Redakcja, sportbox.ru, fot. Marek Śmietański

2011-06-30

Na kilkadziesiąt godzin przed wyczekiwanym od wielu miesięcy starciem Władimira Kliczki (55-3, 49 KO) z Davidem Haye'em (25-1, 23 KO), głos w sprawie tej walki zabrał także Fritz Sdunek. Zdaniem znakomitego niemieckiego trenera, faworyta pojedynku powinno się upatrywać w 35-letnim Ukraińcu, mistrzu świata federacji IBF, IBO i WBO oraz posiadaczu pasa prestiżowego magazynu "The Ring" dla najlepszego boksera wagi ciężkiej.

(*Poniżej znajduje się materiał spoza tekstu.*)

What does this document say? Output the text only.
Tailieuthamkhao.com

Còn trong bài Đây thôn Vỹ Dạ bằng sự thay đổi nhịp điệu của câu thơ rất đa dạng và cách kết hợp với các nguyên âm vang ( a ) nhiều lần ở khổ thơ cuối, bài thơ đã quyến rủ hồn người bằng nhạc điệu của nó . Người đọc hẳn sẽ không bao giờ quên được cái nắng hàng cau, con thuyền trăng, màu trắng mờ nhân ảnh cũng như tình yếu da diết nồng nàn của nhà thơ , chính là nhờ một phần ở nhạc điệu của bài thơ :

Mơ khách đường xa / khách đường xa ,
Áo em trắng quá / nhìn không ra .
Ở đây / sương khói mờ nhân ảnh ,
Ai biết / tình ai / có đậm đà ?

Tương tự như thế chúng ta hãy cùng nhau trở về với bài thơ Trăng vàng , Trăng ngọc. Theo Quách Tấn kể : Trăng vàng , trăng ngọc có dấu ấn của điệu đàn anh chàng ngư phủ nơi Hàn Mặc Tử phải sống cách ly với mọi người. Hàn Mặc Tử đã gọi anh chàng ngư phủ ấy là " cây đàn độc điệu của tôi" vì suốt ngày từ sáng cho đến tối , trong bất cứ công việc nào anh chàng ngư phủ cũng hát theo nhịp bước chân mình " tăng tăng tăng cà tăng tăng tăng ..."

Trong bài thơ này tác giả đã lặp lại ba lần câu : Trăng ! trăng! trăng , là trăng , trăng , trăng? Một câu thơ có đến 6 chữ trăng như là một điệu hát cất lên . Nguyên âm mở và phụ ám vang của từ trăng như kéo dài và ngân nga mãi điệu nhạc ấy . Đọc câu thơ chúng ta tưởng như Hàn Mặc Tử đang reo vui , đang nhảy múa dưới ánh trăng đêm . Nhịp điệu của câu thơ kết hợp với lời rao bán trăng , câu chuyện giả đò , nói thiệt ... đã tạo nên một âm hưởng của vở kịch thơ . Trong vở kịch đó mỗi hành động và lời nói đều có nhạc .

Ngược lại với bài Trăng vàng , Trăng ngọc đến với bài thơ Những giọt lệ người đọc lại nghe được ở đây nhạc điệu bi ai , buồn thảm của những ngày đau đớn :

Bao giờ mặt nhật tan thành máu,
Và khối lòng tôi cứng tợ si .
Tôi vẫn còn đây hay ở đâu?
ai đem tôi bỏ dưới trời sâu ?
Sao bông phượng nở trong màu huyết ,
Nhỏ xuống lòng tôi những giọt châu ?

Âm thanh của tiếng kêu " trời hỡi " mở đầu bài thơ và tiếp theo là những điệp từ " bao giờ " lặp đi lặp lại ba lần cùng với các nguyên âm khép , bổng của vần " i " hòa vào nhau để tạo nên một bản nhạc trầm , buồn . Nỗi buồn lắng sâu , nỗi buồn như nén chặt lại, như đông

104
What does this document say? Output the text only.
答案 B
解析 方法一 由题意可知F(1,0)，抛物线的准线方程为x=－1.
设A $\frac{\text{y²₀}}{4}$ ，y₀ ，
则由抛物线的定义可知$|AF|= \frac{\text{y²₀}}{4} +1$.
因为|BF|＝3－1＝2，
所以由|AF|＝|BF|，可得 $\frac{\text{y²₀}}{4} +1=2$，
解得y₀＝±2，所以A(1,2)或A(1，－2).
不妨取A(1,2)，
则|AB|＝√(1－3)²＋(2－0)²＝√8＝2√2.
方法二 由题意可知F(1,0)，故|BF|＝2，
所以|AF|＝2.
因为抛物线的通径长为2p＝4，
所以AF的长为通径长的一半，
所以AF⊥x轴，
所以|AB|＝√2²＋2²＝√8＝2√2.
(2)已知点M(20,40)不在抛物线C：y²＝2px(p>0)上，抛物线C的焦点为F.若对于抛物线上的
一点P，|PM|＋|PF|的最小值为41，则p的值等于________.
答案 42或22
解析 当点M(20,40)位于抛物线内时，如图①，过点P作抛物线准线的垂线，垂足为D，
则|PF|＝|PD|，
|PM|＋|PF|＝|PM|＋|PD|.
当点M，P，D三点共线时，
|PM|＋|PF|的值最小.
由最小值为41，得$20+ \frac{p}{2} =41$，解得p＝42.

- Władimir wygra, ponieważ jest naturalnym "ciężkim", a Haye tylko sztucznym. David przeszedł do królewskiej kategorii z wagi junior ciężkiej i nie sądzę, aby wytrzymał ciśnienie narzucone przez Kliczkę. Szybkość może uchronić go przed tą siłową presją, którą Władimir powinien narzucać w związku ze swoim szybkim lewym prostym. Decydujące może okazać się dołącznenie do niego prawej ręki. Jeśli do tego dojdzie, nokaut będzie nieuchronny - prorokuje Sdunek.

Szkoleniowiec Witalija Kliczki, starszego z ukraińskich mistrzów świata (do 39-letniego "Doktora Żelaznej Pięści" należy pas WBC) skłania się ku prognozie, że sobotnia walka na stadionie "Imtech Arena" w Hamburgu skończy się przed czasem w końcowych rundach. - Procentowe szanse na wygraną oceniłbym jako 70 do 30 na korzyść Władimira. Ile rund daję Haye'owi? Dziesięć, jedenaście - szacuje Sdunek, w przeszłości trener Dariusza Michalczewskiego, wieloletniego mistrza świata organizacji WBO w wadze półciężkiej.